Adaptive Leadership in the Field of Conservation
Situation
In 2005, a significant national conservation federation approached CLA looking for advice on how to enhance the leadership capacity of high performers across natural resource-related organizations to address key challenges facing the conservation movement. Progress in protection and utilization of natural resources had been inhibited by several factors including unresolved value conflicts between those who fish and hunt and those whose interest is in passive use; declining public participation; engagement skewed along racial, geographic, and socioeconomic divides; and the impending retirement of a generation of conservationists with a thin pipeline of young, inexperienced potential successors.
CLA Approach
In response to the individual and collective needs of men and women who were in senior authority roles in public, industry, tribal, and NGO sector conservation and natural resource organizations. and in deep partnership with federation staff, CLA co-designed The National Conservation Leadership Institute (NCLI), an intensive, multi-episodic, leadership development fellowship program offered annually to a select group of thirty-six high potentials.
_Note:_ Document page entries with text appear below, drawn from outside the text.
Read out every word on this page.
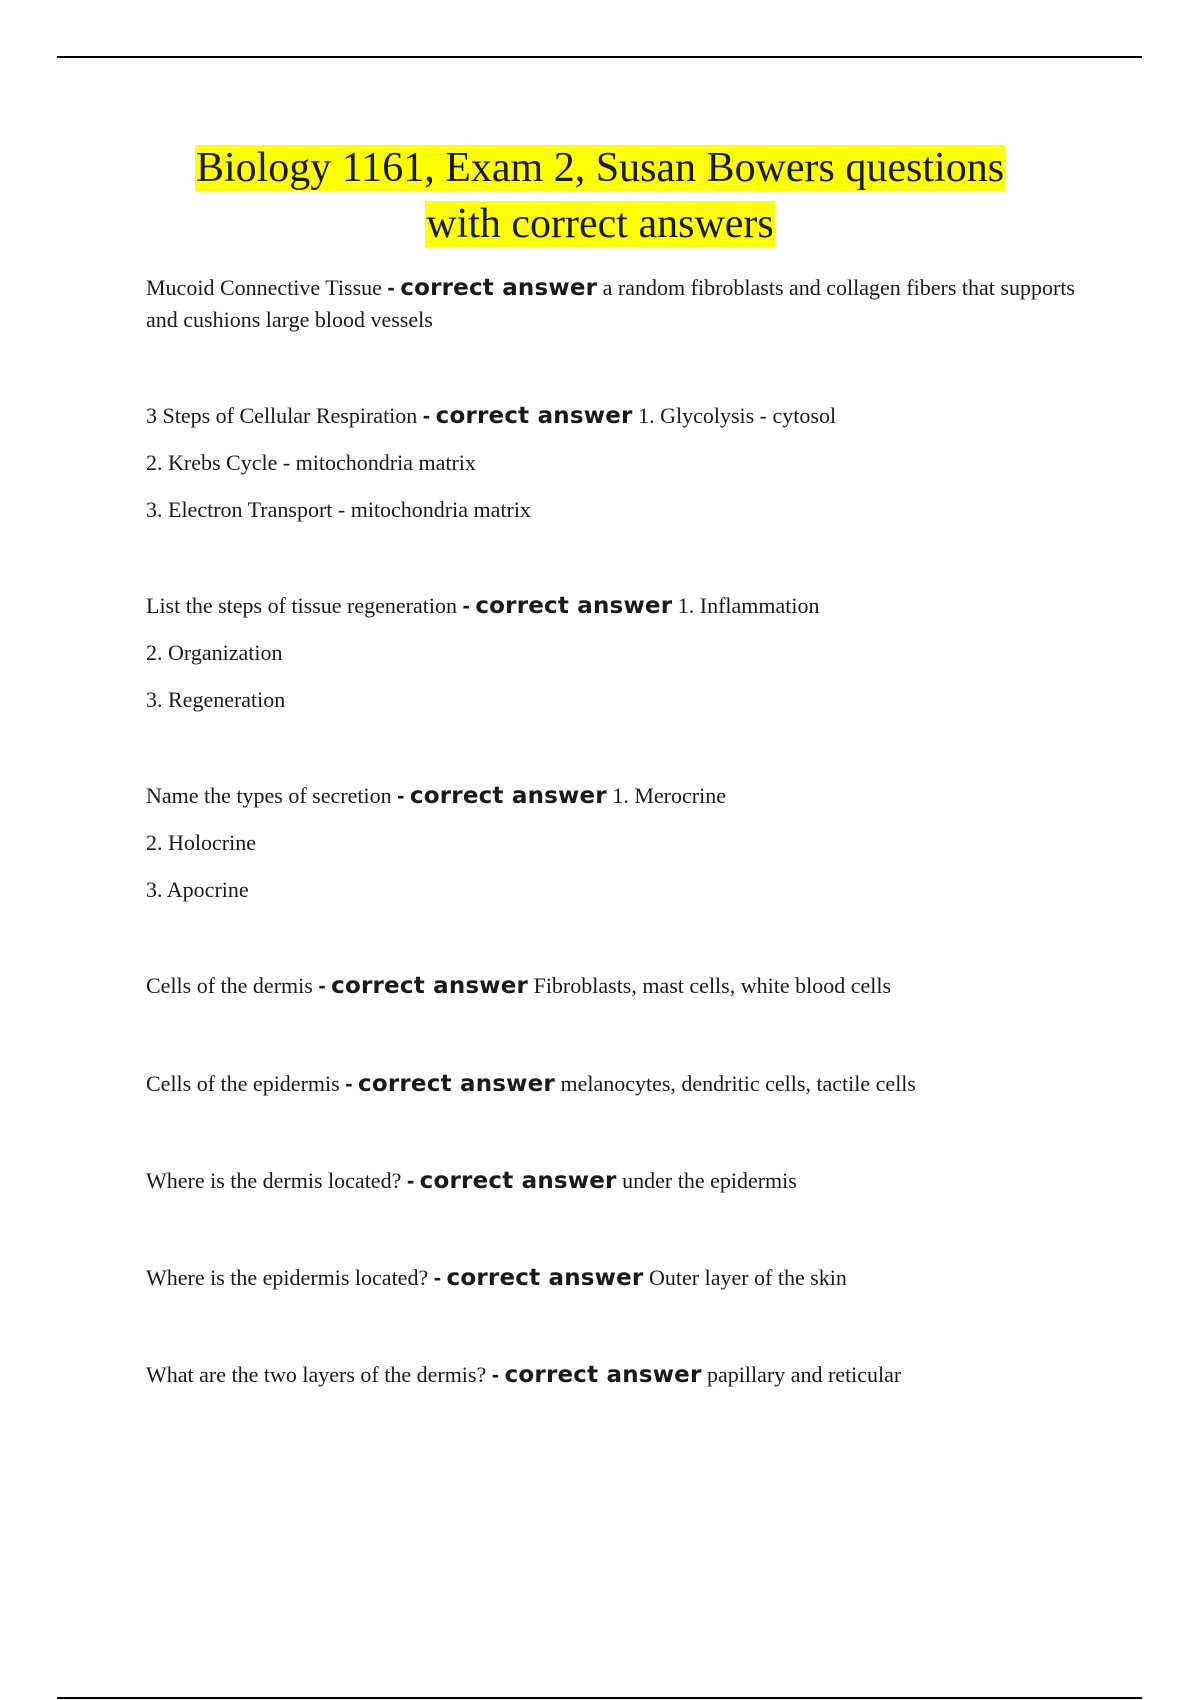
Biology 1161, Exam 2, Susan Bowers questions
with correct answers

Mucoid Connective Tissue - correct answer a random fibroblasts and collagen fibers that supports and cushions large blood vessels

3 Steps of Cellular Respiration - correct answer 1. Glycolysis - cytosol

2. Krebs Cycle - mitochondria matrix

3. Electron Transport - mitochondria matrix

List the steps of tissue regeneration - correct answer 1. Inflammation

2. Organization

3. Regeneration

Name the types of secretion - correct answer 1. Merocrine

2. Holocrine

3. Apocrine

Cells of the dermis - correct answer Fibroblasts, mast cells, white blood cells

Cells of the epidermis - correct answer melanocytes, dendritic cells, tactile cells

Where is the dermis located? - correct answer under the epidermis

Where is the epidermis located? - correct answer Outer layer of the skin

What are the two layers of the dermis? - correct answer papillary and reticular
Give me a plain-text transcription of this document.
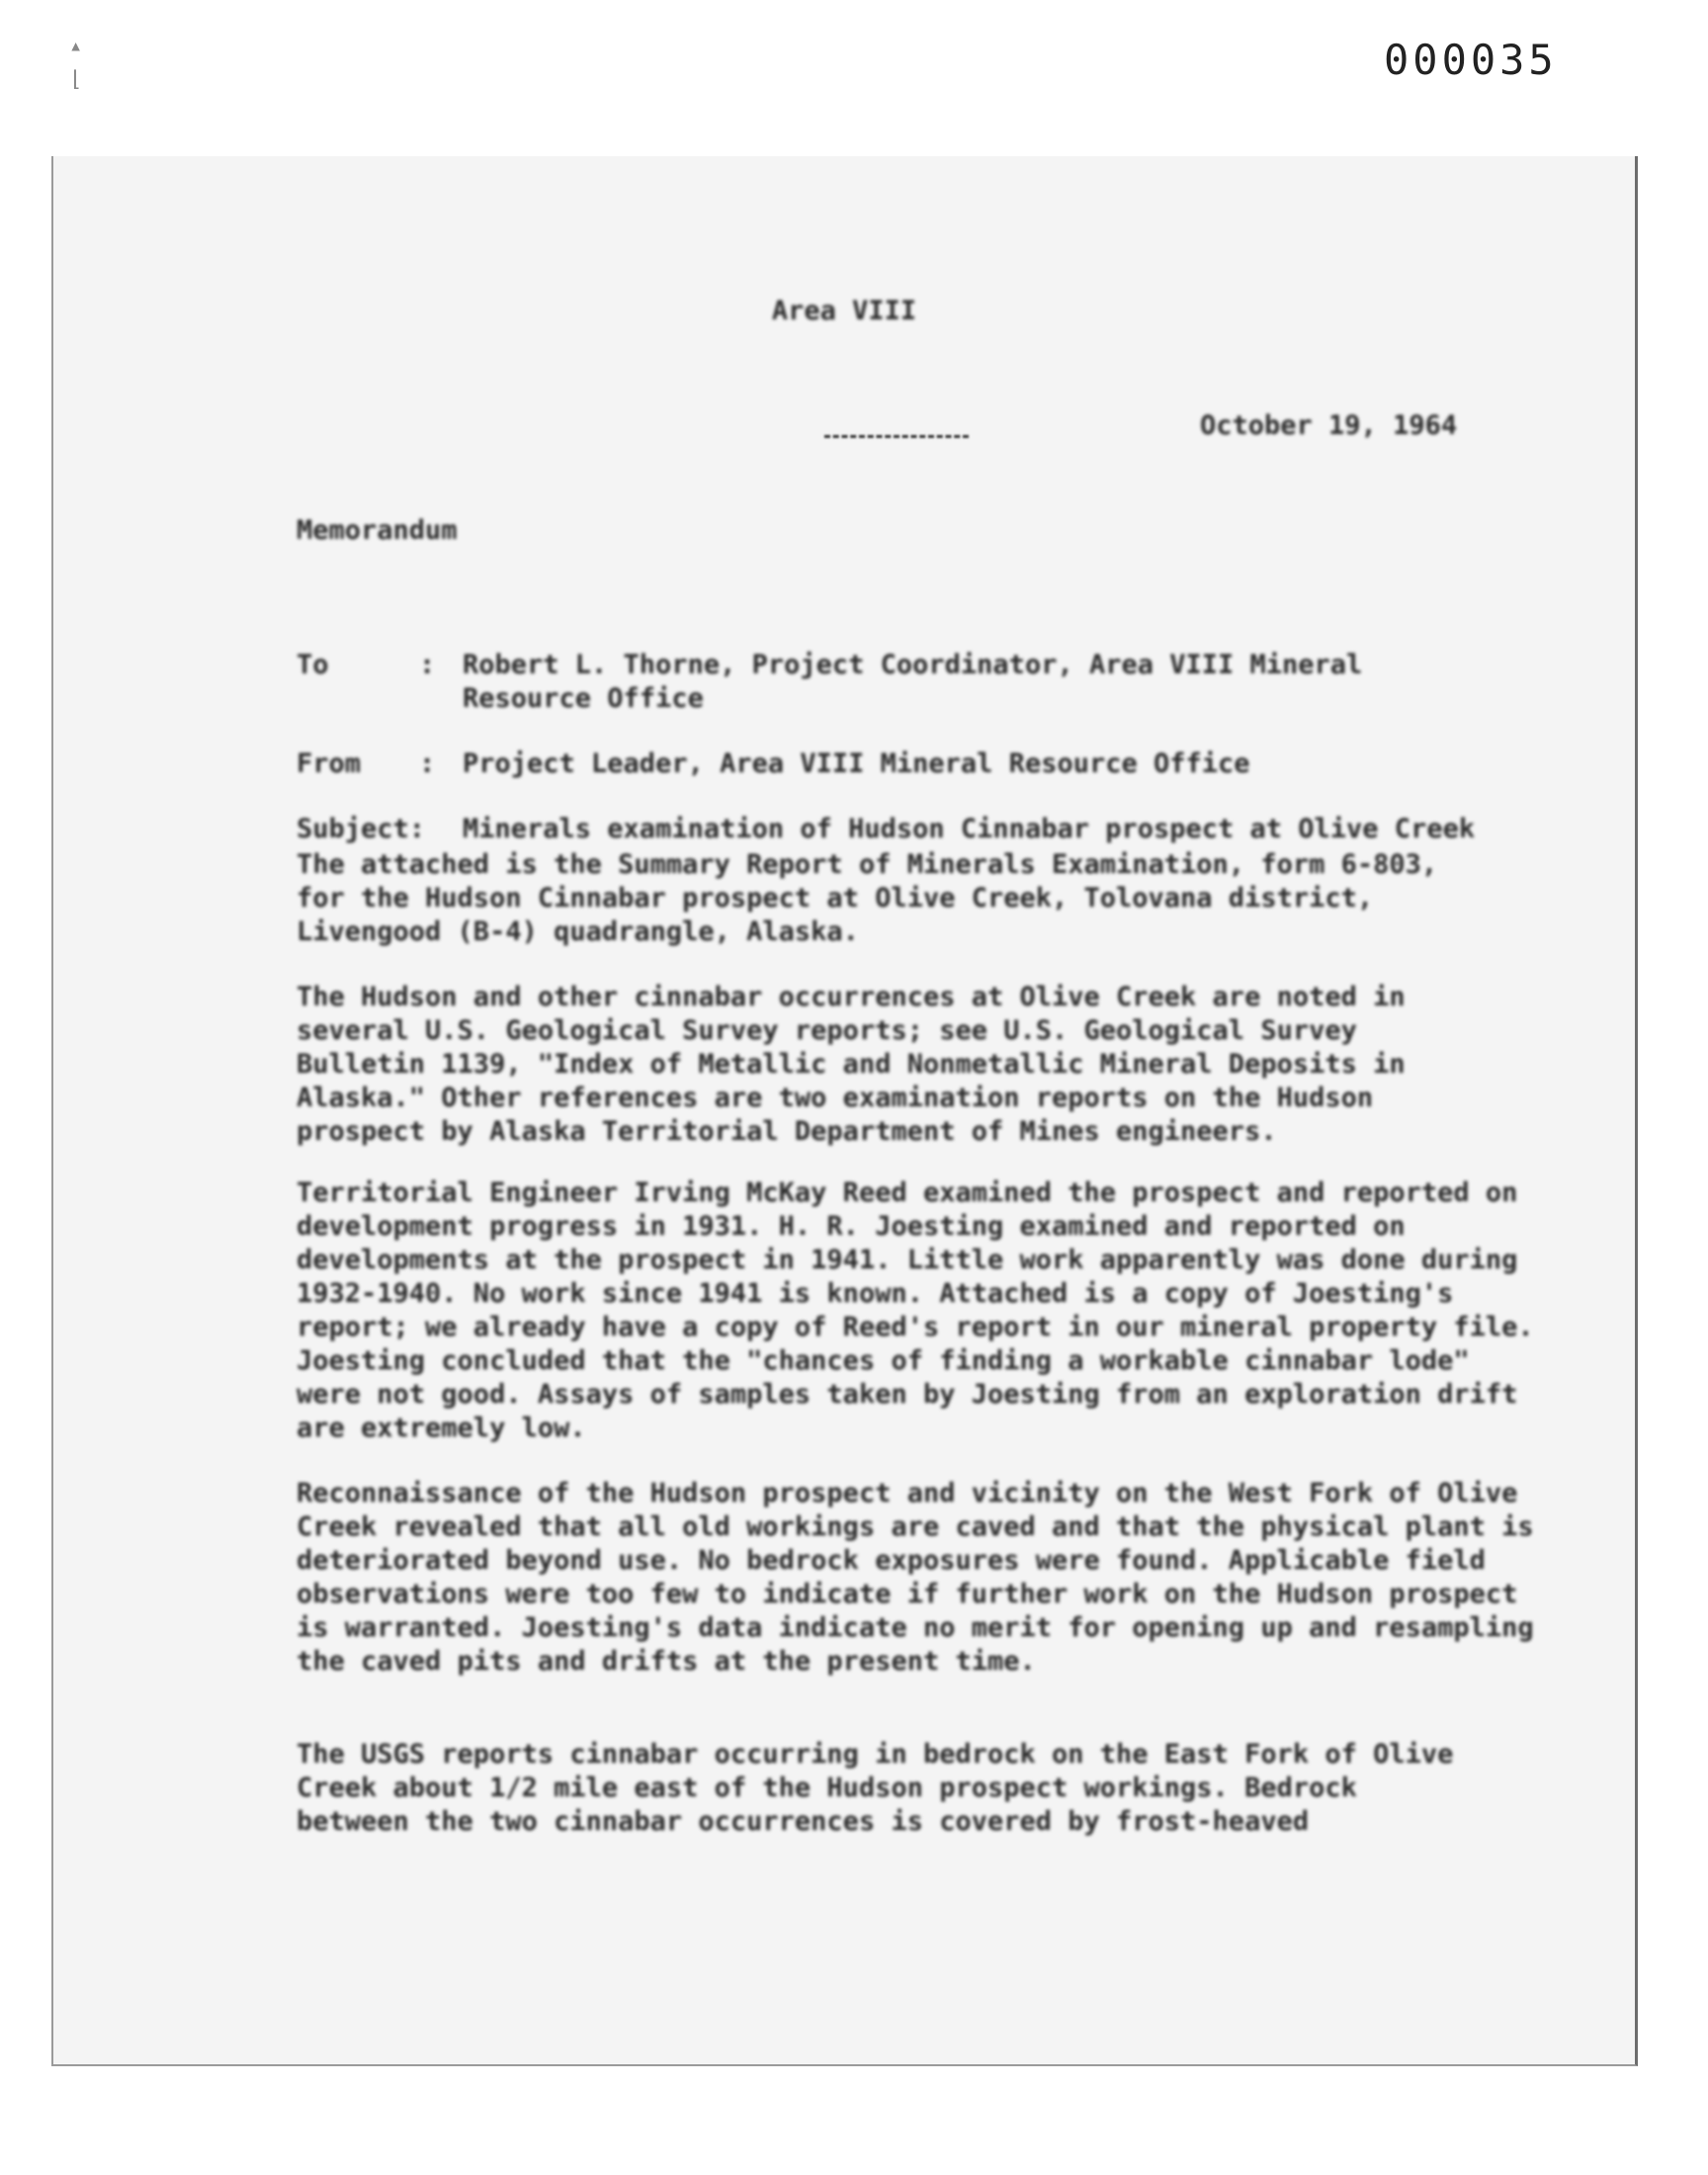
▴
⌊	000035
Area VIII
October 19, 1964
Memorandum

To	:	Robert L. Thorne, Project Coordinator, Area VIII Mineral Resource Office

From	:	Project Leader, Area VIII Mineral Resource Office

Subject:	Minerals examination of Hudson Cinnabar prospect at Olive Creek

The attached is the Summary Report of Minerals Examination, form 6-803, for the Hudson Cinnabar prospect at Olive Creek, Tolovana district, Livengood (B-4) quadrangle, Alaska.
The Hudson and other cinnabar occurrences at Olive Creek are noted in several U.S. Geological Survey reports; see U.S. Geological Survey Bulletin 1139, "Index of Metallic and Nonmetallic Mineral Deposits in Alaska." Other references are two examination reports on the Hudson prospect by Alaska Territorial Department of Mines engineers.
Territorial Engineer Irving McKay Reed examined the prospect and reported on development progress in 1931. H. R. Joesting examined and reported on developments at the prospect in 1941. Little work apparently was done during 1932-1940. No work since 1941 is known. Attached is a copy of Joesting's report; we already have a copy of Reed's report in our mineral property file. Joesting concluded that the "chances of finding a workable cinnabar lode" were not good. Assays of samples taken by Joesting from an exploration drift are extremely low.
Reconnaissance of the Hudson prospect and vicinity on the West Fork of Olive Creek revealed that all old workings are caved and that the physical plant is deteriorated beyond use. No bedrock exposures were found. Applicable field observations were too few to indicate if further work on the Hudson prospect is warranted. Joesting's data indicate no merit for opening up and resampling the caved pits and drifts at the present time.
The USGS reports cinnabar occurring in bedrock on the East Fork of Olive Creek about 1/2 mile east of the Hudson prospect workings. Bedrock between the two cinnabar occurrences is covered by frost-heaved
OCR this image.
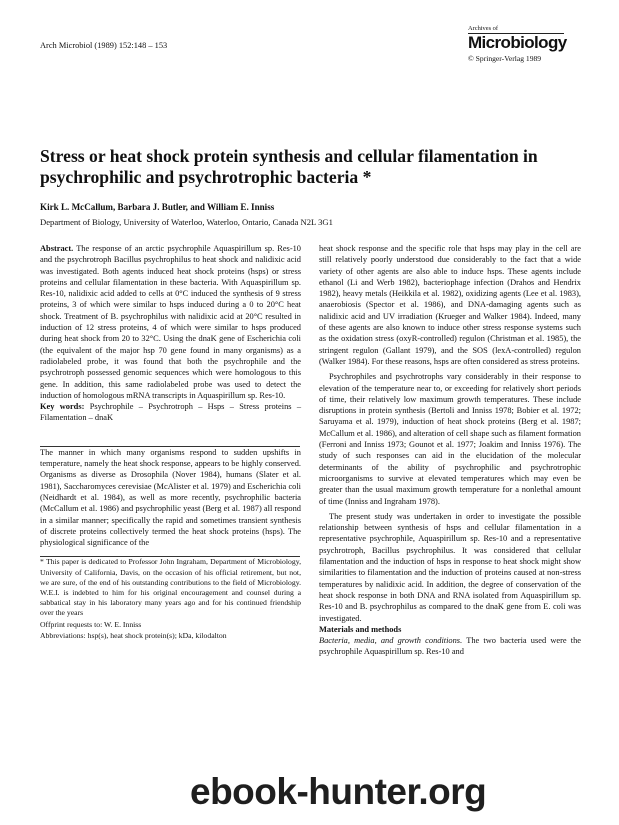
Arch Microbiol (1989) 152:148 – 153
Archives of
Microbiology
© Springer-Verlag 1989
Stress or heat shock protein synthesis and cellular filamentation in psychrophilic and psychrotrophic bacteria *
Kirk L. McCallum, Barbara J. Butler, and William E. Inniss
Department of Biology, University of Waterloo, Waterloo, Ontario, Canada N2L 3G1

Abstract. The response of an arctic psychrophile Aquaspirillum sp. Res-10 and the psychrotroph Bacillus psychrophilus to heat shock and nalidixic acid was investigated. Both agents induced heat shock proteins (hsps) or stress proteins and cellular filamentation in these bacteria. With Aquaspirillum sp. Res-10, nalidixic acid added to cells at 0°C induced the synthesis of 9 stress proteins, 3 of which were similar to hsps induced during a 0 to 20°C heat shock. Treatment of B. psychrophilus with nalidixic acid at 20°C resulted in induction of 12 stress proteins, 4 of which were similar to hsps produced during heat shock from 20 to 32°C. Using the dnaK gene of Escherichia coli (the equivalent of the major hsp 70 gene found in many organisms) as a radiolabeled probe, it was found that both the psychrophile and the psychrotroph possessed genomic sequences which were homologous to this gene. In addition, this same radiolabeled probe was used to detect the induction of homologous mRNA transcripts in Aquaspirillum sp. Res-10.

Key words: Psychrophile – Psychrotroph – Hsps – Stress proteins – Filamentation – dnaK

The manner in which many organisms respond to sudden upshifts in temperature, namely the heat shock response, appears to be highly conserved. Organisms as diverse as Drosophila (Nover 1984), humans (Slater et al. 1981), Saccharomyces cerevisiae (McAlister et al. 1979) and Escherichia coli (Neidhardt et al. 1984), as well as more recently, psychrophilic bacteria (McCallum et al. 1986) and psychrophilic yeast (Berg et al. 1987) all respond in a similar manner; specifically the rapid and sometimes transient synthesis of discrete proteins collectively termed the heat shock proteins (hsps). The physiological significance of the

* This paper is dedicated to Professor John Ingraham, Department of Microbiology, University of California, Davis, on the occasion of his official retirement, but not, we are sure, of the end of his outstanding contributions to the field of Microbiology. W.E.I. is indebted to him for his original encouragement and counsel during a sabbatical stay in his laboratory many years ago and for his continued friendship over the years

Offprint requests to: W. E. Inniss

Abbreviations: hsp(s), heat shock protein(s); kDa, kilodalton

heat shock response and the specific role that hsps may play in the cell are still relatively poorly understood due considerably to the fact that a wide variety of other agents are also able to induce hsps. These agents include ethanol (Li and Werb 1982), bacteriophage infection (Drahos and Hendrix 1982), heavy metals (Heikkila et al. 1982), oxidizing agents (Lee et al. 1983), anaerobiosis (Spector et al. 1986), and DNA-damaging agents such as nalidixic acid and UV irradiation (Krueger and Walker 1984). Indeed, many of these agents are also known to induce other stress response systems such as the oxidation stress (oxyR-controlled) regulon (Christman et al. 1985), the stringent regulon (Gallant 1979), and the SOS (lexA-controlled) regulon (Walker 1984). For these reasons, hsps are often considered as stress proteins.

Psychrophiles and psychrotrophs vary considerably in their response to elevation of the temperature near to, or exceeding for relatively short periods of time, their relatively low maximum growth temperatures. These include disruptions in protein synthesis (Bertoli and Inniss 1978; Bobier et al. 1972; Saruyama et al. 1979), induction of heat shock proteins (Berg et al. 1987; McCallum et al. 1986), and alteration of cell shape such as filament formation (Ferroni and Inniss 1973; Gounot et al. 1977; Joakim and Inniss 1976). The study of such responses can aid in the elucidation of the molecular determinants of the ability of psychrophilic and psychrotrophic microorganisms to survive at elevated temperatures which may even be greater than the usual maximum growth temperature for a nonlethal amount of time (Inniss and Ingraham 1978).

The present study was undertaken in order to investigate the possible relationship between synthesis of hsps and cellular filamentation in a representative psychrophile, Aquaspirillum sp. Res-10 and a representative psychrotroph, Bacillus psychrophilus. It was considered that cellular filamentation and the induction of hsps in response to heat shock might show similarities to filamentation and the induction of proteins caused at non-stress temperatures by nalidixic acid. In addition, the degree of conservation of the heat shock response in both DNA and RNA isolated from Aquaspirillum sp. Res-10 and B. psychrophilus as compared to the dnaK gene from E. coli was investigated.

Materials and methods

Bacteria, media, and growth conditions. The two bacteria used were the psychrophile Aquaspirillum sp. Res-10 and

ebook-hunter.org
The vision of the program extends well beyond training by challenging assumptions, teaching skills and tools, facilitating networking and strengthening confidence, preparing extraordinary leadership for the future. The program content is applied to real organizational challenges and structured to enable meaningful dialogue to occur among fellows. By changing the tenor, openness and depth of conversation happening in the room, the hope was to equip Fellows to be catalysts for this same quality of dialogue and relationship development back in their organizations in order to drive the conservation movement forward.
Results
CLA has facilitated one NCLI cohort annually, now having touched 360 fellows over 10 years. As reflected in feedback from sponsors, Fellows return with a greater understanding of the complexity of their environment and tools to make progress on key challenges so that the size of their impact better matches their level of passion and commitment. As the NCLI Executive Director said this year, “predictions a decade ago are proving true. Our profession needs to increase its leadership capacity. We are witnessing the NCLI helping us to do just that by increasing our professionals’ capacity to exercise a different kind of leadership – leadership that is more adaptive, creative, courageous and collaborative, adding power to the system.”